Yunus Emre’nin şiirlerinden oluşan eser, onun ‘ölüm-yaşam’ ikilemine tanıklık etmeye bir kez daha fırsat sunmaktadır. İnsanın duygu durumunu dinleyiciye sihirli melodilerle daha da hissettirmektedir. İnsanın anlam arayışını, ölüm-yaşam-inanç-isyan gibi duygularında arayan Yunus Emre, şiirlerinin bu şekilde melodilerle seslendirilişini görebilseydi ne düşünürdü bilinmez ama bizler bu konuda şanslı ve bu şansın yaratılmasından dolayı Saygun’a şükran borçluyuz.

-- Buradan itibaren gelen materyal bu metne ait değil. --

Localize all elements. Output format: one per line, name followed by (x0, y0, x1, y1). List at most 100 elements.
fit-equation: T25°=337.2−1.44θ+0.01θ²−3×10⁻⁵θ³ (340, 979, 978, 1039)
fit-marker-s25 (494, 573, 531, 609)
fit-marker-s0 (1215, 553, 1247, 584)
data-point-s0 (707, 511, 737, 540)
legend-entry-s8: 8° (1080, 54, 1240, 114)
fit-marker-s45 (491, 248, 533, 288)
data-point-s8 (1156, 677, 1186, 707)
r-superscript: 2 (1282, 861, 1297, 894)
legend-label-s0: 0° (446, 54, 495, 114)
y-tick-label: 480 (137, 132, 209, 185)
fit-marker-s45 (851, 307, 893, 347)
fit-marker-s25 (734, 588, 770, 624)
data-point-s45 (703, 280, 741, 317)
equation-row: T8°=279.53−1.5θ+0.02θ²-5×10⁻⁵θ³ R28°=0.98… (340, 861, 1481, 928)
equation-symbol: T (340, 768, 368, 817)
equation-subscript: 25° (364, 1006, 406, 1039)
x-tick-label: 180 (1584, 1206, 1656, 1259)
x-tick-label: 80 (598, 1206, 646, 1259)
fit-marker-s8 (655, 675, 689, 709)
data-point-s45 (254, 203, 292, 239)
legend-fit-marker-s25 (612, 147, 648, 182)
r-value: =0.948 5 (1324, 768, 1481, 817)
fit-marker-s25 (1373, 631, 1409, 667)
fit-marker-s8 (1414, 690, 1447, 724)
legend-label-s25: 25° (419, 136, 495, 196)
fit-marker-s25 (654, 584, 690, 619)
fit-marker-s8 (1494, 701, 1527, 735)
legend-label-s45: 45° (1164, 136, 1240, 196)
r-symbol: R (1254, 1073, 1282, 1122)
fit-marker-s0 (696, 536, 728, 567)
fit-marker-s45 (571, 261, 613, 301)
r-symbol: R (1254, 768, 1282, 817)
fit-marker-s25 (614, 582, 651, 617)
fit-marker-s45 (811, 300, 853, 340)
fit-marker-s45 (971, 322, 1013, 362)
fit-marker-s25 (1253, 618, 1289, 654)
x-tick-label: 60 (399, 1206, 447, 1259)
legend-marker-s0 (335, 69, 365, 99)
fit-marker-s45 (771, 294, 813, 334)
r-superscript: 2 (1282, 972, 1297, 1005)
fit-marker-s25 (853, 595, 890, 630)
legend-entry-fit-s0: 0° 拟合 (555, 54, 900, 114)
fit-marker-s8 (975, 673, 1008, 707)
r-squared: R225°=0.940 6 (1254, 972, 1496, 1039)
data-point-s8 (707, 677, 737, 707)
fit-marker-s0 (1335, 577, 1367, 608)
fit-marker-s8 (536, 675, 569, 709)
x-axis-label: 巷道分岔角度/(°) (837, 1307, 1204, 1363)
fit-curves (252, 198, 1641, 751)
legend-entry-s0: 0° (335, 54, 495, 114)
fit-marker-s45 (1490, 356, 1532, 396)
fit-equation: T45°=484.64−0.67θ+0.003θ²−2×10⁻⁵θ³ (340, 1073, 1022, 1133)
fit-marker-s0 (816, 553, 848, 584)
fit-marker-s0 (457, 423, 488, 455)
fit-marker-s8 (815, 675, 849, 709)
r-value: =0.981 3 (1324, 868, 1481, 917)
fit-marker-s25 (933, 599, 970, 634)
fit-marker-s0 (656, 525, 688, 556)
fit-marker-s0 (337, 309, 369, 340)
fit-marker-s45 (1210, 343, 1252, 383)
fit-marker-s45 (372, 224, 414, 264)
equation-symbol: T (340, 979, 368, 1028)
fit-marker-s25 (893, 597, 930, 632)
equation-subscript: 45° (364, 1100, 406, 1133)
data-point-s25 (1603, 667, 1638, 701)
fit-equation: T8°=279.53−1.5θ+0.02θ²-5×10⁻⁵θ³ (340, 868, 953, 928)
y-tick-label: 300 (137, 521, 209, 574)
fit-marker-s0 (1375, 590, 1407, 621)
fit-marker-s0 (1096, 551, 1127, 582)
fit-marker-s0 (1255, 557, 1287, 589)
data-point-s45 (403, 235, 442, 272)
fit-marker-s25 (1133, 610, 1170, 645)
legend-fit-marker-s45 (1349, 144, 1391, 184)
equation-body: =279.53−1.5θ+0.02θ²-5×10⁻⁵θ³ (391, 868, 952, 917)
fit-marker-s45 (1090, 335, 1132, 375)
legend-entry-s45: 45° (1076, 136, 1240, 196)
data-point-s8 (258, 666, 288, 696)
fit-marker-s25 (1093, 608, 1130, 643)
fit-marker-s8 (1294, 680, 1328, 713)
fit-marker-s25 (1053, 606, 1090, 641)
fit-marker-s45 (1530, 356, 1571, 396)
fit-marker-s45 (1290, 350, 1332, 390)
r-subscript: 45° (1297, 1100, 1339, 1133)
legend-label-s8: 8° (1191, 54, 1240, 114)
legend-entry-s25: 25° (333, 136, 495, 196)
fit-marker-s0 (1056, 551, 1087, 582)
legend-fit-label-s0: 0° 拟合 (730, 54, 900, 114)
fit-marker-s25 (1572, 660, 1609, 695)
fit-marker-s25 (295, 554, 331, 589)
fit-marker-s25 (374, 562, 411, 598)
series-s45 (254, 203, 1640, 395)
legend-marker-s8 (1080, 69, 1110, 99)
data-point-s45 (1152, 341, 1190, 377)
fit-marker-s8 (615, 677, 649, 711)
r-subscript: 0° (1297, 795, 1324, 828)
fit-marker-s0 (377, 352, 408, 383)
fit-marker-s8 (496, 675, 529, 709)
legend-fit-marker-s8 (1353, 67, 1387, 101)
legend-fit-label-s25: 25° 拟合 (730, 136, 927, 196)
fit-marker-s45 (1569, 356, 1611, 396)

Saygun’un bu çalışması, halk kitlesinin sahne sanatlarına olan ilgisinin daha da artmasına katkı sağlamıştır. Bunu da kendi anlatısından bir hikâyeyle aktarmak isterim. Şöyle anlatıyor Saygun:
”Konserden beş, on gün sonra bir gün evimin kapısı çalındı. Baktım birkaç köylü içeri aldım. büyük bir saygıyla bana bakıyorlardı. ‘Hoş geldiniz’ dedim. İçlerinden yaşlıca olanı söze başladı: ‘Yunus Emre’yi siz radyoda iki defa verdiniz. Köyde, halk odasında bizim bir radyomuz var. Orada köy halkı, kadın-erkek hepimiz dinledik. Ciğerimize işledi. Allah senden razı olsun deyip elini öpmek için buraya geldik’ diyerek elinde gazete kağıdına sarılı paketi bana uzatti. ‘Bunu da bacın sana armağan gönderdi’ dedi. Paketten bacının benim için ördüğü bir çift yün çorak çıktı. Bugüne kadar aldığım hediyelerin en değerlisidir. Hala saklarım.”[1]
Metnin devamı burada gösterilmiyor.